Beckett founded the company in 2000, knowing that jobs were needed in the neighborhood. CHRYSPAC provides contract manufacturing services in packaging, light assembly, quality inspection, and sorting, distribution and fulfillment to regional and national manufacturing companies.

“The processes we handle are not well suited to highly automated factory environments,” Beckett told listeners at the luncheon. “There’s little or no special equipment involved in what we do. …We focus on hiring people who are excellent communicators,” and train them in the other job skills that are needed.

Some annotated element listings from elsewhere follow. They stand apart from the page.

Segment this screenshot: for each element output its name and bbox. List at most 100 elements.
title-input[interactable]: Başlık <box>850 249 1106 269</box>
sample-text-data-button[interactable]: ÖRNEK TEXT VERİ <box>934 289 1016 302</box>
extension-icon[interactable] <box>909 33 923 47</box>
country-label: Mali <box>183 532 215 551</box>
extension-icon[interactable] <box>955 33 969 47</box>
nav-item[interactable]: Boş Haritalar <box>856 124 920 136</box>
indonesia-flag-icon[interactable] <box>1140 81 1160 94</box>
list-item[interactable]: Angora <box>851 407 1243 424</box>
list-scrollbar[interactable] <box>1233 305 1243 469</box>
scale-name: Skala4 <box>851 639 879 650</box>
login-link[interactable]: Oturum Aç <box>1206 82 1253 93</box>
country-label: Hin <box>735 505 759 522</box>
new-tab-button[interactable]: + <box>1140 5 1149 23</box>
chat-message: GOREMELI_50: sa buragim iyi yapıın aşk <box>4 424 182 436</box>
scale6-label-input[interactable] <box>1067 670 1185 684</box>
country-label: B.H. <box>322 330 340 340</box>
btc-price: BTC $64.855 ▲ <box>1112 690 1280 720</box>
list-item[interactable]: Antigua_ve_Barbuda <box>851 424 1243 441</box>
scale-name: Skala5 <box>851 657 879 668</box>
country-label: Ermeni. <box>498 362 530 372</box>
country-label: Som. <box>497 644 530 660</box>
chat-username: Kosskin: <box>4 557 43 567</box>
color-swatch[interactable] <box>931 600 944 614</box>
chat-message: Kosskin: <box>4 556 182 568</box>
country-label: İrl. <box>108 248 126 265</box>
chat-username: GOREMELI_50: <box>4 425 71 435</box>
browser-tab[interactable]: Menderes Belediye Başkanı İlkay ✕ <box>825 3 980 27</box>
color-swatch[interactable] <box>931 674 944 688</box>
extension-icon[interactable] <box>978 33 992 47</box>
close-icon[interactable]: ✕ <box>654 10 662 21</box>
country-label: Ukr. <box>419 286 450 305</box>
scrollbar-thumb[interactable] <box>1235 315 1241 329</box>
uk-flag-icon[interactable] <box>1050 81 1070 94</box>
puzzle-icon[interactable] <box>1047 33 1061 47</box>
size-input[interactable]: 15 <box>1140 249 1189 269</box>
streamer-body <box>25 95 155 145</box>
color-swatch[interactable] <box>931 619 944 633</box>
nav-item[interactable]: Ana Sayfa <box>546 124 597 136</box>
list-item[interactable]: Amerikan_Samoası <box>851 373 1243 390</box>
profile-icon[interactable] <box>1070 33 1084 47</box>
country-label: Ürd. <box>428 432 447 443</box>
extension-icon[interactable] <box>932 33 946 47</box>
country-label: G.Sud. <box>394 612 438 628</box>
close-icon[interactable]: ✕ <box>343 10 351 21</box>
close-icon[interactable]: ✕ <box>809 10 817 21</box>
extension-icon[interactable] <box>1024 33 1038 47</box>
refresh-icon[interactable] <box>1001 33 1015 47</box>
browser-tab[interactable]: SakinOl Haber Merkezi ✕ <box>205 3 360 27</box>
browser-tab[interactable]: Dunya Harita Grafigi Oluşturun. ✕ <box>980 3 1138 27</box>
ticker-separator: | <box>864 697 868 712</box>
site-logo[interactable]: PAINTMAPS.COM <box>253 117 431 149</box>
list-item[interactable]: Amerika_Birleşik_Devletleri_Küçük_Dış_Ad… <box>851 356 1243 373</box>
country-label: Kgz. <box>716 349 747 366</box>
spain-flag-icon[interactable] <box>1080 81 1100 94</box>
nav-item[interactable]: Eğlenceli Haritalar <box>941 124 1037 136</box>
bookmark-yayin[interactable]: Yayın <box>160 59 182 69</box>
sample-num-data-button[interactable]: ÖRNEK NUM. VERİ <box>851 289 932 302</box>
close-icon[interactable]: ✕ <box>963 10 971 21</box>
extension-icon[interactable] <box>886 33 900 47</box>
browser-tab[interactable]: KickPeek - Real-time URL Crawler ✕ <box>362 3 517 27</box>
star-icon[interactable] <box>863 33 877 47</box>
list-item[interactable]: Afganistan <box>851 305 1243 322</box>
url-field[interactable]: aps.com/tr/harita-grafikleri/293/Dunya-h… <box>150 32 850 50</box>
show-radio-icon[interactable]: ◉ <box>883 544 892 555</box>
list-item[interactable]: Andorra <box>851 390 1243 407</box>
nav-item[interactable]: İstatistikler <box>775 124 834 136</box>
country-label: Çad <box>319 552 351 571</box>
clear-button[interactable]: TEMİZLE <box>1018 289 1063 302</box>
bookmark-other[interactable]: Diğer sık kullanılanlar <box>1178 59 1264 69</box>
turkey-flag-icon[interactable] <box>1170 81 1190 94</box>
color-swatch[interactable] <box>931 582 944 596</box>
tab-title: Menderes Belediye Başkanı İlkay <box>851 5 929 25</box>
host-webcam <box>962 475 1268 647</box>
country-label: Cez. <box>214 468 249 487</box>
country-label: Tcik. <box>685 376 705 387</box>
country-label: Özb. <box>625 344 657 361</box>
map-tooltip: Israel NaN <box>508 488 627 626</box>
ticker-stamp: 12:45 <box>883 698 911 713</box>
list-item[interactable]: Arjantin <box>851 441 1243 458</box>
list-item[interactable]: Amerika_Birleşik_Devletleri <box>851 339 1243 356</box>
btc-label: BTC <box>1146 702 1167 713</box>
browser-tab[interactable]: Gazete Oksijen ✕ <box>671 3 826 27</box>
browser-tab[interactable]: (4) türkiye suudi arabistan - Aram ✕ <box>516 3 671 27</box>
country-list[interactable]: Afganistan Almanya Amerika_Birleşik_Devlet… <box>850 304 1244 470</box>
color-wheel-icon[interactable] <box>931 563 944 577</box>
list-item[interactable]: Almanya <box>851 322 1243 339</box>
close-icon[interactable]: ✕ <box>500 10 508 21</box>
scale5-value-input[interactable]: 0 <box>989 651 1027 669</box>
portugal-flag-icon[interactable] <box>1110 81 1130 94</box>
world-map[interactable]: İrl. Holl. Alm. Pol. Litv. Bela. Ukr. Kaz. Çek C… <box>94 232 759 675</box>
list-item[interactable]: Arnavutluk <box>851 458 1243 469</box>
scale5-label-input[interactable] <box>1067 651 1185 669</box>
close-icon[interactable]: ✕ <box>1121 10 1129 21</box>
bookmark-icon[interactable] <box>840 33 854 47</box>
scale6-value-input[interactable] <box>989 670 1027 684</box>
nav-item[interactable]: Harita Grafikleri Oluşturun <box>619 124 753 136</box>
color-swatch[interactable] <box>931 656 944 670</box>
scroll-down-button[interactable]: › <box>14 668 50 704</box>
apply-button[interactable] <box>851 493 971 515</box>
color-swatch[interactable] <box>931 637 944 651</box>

The company had to get creative with strategies to weather the recession, but survived and is doing well again: CHRYSPAC has grown 20 percent per year for the last four years, and expects to log 30 percent growth for 2016.

“CHRYSPAC is growing, and the best part is, it doesn’t feel like a startup anymore,” Beckett said.

Persistence was a common theme in the speakers’ advice to their audience. “Anyone can start a business,” Beckett said. “The hard part is staying in business.”

Belonger Corporation

marketplace-thielJean Marie Thiel founded Belonger Corporation in 2000, after her husband lost his job. She had left her job a few months earlier intending to change careers, but their daughter, then four, suffered an injury and required constant care. “In a matter of four months, we went from being a two-income household to a no-income household,” she said. The family also lost their health insurance.

Now the task of starting a business became more urgent. Like Ramirez, Thiel knew that she couldn’t afford to fail.

Thiel’s confidence in her own abilities and capacity to learn quickly gave her the confidence to start a mechanical contracting company. Her grandfather had been a boilermaker, her father a service mechanic. She had worked in the family business, and had done well in sheet metal and welding classes in high school.

She started the business with $1,000 and no line of credit, using her home’s garage as her shop—but with a surplus of determination and drive to succeed. “You’ve always done what you said you were going to do,” she recalled her husband telling her when she ran her business idea past him. “I bet on you again.”

Thiel personally attended courses on all facets of the business, from the financial and regulatory side to contracts, negotiation, marketing and website development. She utilized resources from numerous agencies—the SBA, the Wisconsin Procurement Institute, the Wisconsin Economic Development Corporation, the Wisconsin Women’s Business Initiative Corporation and others.

It was because she personally attended trainings on so many aspects of the business and made it her mission to implement what she learned that the business was able to grow so quickly, Thiel said.

Within 18 months, the company was taking on military contracts in the millions of dollars. Today, the company has over 30 employees. Its projects have included the stadium at Lambeau Field, the Harley-Davidson Museum, and Potawatomi Hotel and Casino (the location of the MARKETPLACE conference).

Thiel’s chief piece of advice was to focus on partnerships to help a young company learn and grow into market segments where it doesn’t have experience yet—another factor in how Belonger grew so fast, she said.

Her final words for business owners: “Hang in there and don’t give up. The long haul and hard work are worth it as long as you continue to move forward.”